Friday, August 18, 2017

Avoiding taxes

Wealthy foreigners are prepared to shell out as much as £25,000 a week renting luxury homes in London without bothering to set foot inside before opening their wallets. High-end estate agents report that overseas demand for super-prime London homes is so strong that the global super-rich are agreeing to rent properties after only viewing them on FaceTime or WhatsApp. Iin the past wealthy tenants would have sent their personal assistants or hired relocation experts to go to viewings on their behalf, but are now utilising technological advances instead.
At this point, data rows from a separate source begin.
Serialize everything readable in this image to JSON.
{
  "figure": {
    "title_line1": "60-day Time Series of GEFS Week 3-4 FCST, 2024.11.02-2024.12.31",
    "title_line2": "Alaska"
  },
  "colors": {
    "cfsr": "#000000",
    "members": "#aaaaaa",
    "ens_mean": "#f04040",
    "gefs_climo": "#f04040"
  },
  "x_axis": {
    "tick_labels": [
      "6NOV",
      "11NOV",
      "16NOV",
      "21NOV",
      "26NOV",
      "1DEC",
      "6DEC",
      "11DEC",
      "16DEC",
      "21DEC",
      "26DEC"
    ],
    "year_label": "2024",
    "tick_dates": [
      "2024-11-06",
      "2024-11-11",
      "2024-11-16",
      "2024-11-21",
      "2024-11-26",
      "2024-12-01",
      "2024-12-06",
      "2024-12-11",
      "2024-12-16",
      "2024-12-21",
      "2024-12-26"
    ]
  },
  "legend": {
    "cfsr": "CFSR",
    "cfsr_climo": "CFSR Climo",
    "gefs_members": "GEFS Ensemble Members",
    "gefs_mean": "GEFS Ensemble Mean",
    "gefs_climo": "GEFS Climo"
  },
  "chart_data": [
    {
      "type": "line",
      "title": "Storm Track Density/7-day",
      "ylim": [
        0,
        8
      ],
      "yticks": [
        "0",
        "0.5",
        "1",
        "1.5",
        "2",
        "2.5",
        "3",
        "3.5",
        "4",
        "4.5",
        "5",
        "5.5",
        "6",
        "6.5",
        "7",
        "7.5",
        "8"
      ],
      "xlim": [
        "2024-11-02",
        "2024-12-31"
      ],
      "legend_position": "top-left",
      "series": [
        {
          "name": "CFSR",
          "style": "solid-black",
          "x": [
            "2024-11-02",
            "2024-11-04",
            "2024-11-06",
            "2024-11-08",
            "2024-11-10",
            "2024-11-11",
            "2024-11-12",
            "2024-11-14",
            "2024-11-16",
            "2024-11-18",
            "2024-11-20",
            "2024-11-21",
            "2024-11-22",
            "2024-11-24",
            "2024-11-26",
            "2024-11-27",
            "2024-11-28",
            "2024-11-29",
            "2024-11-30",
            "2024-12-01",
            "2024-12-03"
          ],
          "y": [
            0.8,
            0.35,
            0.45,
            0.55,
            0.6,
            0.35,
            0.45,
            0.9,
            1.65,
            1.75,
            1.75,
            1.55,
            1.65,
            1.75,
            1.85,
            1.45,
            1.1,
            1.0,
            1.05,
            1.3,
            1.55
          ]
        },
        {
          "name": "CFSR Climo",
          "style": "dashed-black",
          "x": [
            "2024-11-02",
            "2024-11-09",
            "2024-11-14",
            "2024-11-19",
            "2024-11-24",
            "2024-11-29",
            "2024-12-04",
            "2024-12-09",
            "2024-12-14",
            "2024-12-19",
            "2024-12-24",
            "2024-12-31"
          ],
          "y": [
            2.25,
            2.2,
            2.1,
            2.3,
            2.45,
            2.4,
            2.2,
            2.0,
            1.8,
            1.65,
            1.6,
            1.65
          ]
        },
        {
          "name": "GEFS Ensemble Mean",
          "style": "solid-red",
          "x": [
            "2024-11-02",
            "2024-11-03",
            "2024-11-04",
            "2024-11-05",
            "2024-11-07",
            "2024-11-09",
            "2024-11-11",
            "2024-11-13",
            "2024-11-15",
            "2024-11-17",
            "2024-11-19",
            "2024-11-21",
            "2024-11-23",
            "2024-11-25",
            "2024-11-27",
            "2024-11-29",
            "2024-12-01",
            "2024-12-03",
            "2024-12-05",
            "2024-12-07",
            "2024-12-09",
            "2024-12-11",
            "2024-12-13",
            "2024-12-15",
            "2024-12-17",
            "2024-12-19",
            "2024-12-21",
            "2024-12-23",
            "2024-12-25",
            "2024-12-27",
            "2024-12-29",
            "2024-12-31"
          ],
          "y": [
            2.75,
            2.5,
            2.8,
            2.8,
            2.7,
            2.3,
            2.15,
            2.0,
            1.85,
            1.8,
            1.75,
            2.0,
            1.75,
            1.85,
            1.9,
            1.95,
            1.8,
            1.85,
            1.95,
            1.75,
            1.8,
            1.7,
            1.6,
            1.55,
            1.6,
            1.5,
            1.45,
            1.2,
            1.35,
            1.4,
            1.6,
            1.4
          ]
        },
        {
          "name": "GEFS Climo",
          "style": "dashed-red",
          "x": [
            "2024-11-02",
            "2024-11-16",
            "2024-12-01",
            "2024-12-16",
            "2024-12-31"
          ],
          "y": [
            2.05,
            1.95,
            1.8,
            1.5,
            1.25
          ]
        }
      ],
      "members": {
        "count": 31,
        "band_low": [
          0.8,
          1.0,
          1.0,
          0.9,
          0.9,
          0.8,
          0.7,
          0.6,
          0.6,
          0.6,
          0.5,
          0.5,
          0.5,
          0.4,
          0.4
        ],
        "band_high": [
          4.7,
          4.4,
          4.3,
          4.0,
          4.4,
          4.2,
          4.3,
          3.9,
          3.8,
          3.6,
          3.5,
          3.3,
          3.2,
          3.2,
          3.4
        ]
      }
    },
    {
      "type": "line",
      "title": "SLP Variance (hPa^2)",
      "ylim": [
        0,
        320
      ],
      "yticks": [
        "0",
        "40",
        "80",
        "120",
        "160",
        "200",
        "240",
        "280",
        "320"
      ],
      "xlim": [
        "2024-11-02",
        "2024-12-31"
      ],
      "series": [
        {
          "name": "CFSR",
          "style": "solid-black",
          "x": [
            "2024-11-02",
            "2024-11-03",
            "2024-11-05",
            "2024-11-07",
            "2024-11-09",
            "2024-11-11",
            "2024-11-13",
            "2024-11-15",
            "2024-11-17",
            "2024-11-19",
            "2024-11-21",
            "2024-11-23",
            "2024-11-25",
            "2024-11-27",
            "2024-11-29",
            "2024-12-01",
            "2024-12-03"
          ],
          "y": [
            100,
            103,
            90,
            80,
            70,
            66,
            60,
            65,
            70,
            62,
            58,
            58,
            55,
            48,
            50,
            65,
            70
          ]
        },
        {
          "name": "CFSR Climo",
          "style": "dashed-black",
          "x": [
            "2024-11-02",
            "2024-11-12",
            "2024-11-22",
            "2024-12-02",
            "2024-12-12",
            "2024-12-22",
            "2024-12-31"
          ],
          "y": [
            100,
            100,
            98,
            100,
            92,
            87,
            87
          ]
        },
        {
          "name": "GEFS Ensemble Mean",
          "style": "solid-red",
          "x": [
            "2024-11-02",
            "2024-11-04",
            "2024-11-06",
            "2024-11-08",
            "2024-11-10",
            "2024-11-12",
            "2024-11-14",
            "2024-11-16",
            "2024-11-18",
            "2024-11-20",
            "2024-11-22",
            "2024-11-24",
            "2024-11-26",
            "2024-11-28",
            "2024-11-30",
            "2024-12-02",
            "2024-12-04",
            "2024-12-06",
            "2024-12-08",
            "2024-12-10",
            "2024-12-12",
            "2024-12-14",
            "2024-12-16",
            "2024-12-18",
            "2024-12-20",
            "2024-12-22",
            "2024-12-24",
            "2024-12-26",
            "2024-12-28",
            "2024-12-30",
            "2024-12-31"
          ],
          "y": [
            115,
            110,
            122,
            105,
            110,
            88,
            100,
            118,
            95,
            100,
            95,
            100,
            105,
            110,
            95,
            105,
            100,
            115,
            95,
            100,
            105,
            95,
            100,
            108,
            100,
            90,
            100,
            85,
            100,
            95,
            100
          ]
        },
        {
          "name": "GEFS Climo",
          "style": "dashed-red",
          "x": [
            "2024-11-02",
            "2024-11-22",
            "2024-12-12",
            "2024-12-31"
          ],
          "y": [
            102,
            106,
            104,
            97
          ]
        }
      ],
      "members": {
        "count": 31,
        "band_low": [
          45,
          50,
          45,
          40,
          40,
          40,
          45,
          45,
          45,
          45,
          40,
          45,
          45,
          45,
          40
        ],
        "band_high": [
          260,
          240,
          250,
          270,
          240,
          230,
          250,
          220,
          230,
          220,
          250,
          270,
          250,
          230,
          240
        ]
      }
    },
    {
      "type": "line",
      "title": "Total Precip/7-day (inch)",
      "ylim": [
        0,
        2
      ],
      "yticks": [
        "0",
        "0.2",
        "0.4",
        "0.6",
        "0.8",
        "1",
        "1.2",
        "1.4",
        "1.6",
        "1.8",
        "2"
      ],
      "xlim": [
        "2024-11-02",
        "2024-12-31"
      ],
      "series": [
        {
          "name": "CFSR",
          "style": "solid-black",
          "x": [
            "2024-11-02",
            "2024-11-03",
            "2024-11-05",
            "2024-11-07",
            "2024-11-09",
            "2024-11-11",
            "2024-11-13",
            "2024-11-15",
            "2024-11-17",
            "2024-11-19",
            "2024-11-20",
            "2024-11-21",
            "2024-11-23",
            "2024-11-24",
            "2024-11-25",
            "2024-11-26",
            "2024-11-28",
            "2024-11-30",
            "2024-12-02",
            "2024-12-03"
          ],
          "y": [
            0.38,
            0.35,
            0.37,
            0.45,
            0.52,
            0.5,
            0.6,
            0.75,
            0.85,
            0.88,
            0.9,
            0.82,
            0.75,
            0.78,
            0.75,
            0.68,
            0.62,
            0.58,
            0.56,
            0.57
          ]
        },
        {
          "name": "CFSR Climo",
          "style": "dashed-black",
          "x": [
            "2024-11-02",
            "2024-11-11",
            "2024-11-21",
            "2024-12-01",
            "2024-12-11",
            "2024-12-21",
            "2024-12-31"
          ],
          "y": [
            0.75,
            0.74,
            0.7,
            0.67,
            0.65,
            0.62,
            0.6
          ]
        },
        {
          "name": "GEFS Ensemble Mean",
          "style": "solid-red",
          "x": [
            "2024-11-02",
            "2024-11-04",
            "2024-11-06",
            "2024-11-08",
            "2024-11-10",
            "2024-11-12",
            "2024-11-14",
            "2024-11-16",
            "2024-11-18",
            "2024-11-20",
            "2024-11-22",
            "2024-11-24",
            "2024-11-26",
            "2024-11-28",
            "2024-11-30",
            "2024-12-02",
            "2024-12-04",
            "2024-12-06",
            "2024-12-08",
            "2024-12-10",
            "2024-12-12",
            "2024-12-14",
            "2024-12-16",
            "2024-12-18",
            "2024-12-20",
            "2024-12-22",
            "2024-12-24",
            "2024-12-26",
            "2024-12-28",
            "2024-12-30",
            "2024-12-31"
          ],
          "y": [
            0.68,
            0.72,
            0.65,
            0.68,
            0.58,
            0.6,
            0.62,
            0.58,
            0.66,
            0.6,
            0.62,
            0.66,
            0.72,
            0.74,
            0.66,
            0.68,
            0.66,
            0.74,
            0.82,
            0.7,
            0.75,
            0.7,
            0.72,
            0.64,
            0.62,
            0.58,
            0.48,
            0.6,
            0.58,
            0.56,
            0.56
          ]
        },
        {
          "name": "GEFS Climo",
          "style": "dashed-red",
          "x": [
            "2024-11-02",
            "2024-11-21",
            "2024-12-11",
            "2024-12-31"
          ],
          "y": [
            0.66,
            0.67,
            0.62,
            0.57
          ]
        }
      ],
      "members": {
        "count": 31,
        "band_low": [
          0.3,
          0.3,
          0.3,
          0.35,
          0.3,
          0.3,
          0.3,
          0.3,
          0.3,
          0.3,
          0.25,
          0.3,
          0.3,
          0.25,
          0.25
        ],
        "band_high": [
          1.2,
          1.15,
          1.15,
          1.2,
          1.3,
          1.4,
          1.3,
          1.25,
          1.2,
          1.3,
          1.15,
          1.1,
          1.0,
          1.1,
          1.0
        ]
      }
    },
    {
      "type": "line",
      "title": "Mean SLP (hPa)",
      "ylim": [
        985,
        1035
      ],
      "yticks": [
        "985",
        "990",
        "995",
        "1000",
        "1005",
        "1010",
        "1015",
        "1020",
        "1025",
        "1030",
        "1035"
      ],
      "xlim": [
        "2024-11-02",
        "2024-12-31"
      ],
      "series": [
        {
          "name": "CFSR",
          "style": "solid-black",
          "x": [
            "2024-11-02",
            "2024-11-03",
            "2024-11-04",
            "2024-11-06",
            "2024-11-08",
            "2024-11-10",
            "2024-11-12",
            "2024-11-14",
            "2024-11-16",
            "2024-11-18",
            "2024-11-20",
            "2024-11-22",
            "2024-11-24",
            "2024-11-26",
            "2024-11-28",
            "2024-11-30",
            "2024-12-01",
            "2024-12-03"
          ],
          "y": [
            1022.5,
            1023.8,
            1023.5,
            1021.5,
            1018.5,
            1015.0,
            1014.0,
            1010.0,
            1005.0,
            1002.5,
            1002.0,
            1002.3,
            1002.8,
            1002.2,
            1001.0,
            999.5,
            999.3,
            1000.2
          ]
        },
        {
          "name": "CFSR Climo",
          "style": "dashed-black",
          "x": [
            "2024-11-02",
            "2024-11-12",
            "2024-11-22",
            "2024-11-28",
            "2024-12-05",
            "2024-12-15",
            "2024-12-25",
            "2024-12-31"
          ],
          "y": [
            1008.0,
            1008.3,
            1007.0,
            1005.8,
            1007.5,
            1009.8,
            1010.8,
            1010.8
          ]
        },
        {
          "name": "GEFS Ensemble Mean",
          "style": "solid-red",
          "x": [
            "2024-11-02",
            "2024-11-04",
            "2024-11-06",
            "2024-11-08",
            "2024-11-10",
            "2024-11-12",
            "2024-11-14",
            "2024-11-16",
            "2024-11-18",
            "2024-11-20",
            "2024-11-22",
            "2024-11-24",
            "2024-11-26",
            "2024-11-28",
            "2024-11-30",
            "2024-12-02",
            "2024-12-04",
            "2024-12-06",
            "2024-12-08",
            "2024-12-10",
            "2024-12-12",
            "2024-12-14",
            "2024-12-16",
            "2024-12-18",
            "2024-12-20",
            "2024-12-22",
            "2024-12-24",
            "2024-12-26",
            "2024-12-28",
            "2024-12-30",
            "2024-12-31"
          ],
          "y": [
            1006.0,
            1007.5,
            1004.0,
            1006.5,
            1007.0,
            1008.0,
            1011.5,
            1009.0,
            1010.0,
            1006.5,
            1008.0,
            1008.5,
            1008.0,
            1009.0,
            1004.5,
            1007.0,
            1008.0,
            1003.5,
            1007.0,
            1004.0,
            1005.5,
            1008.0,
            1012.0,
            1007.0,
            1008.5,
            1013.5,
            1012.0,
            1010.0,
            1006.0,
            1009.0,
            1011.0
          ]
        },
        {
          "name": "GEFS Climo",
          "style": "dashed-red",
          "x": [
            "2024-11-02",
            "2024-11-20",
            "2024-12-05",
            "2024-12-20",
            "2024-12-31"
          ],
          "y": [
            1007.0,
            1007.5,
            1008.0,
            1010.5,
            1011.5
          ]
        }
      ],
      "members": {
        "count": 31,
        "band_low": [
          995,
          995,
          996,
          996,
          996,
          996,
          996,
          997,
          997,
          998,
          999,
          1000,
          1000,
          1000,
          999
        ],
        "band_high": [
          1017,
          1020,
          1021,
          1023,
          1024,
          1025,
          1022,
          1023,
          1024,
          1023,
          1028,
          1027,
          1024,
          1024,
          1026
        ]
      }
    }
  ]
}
Rich overseas clients are increasingly choosing to rent properties rather than buy in order to save on the government’s increased stamp duty on homes owned via by offshore companies. “Those who considered buying can now rent for four or more years for the equivalent cost of the stamp duty on a comparable home, leaving them in a good position to buy if and when the time is right.” 

Trevor Abrahmsohn, the owner of Glentree Estates, a top-end north London agency, who has sold dozens of multimillion-pound homes on and around The Bishops Avenue in Hampstead to billionaires from across the world, said his agency had secured a series of “mega deal” rentals recently and let properties worth £40,000 a week in aggregate. “The properties these people want could be valued at £30m or more,” he said. “The stamp duty on that would be near £5m – that’s the equivalent of five years’ rent even at £20,000 a week. And you save on all the maintenance costs, as they become the owner’s responsibility. The number of high-end rentals has been gradually increasing for the past two years, but now they’re quite a regular event.”

 Renting also lets wealthy individuals maintain their privacy, as the government prepares to force the declaration of the identity of the true owner of all properties. At the last count, 200 wealthy foreigners are choosing to pay £218,200 a year in tax rather than declare which of London’s £20m-plus mega-mansions they own. The number of homes let for more than £5,000 a week – or £156,000 a year – in the first six months of 2017 increased 21% compared with the first half of 2016.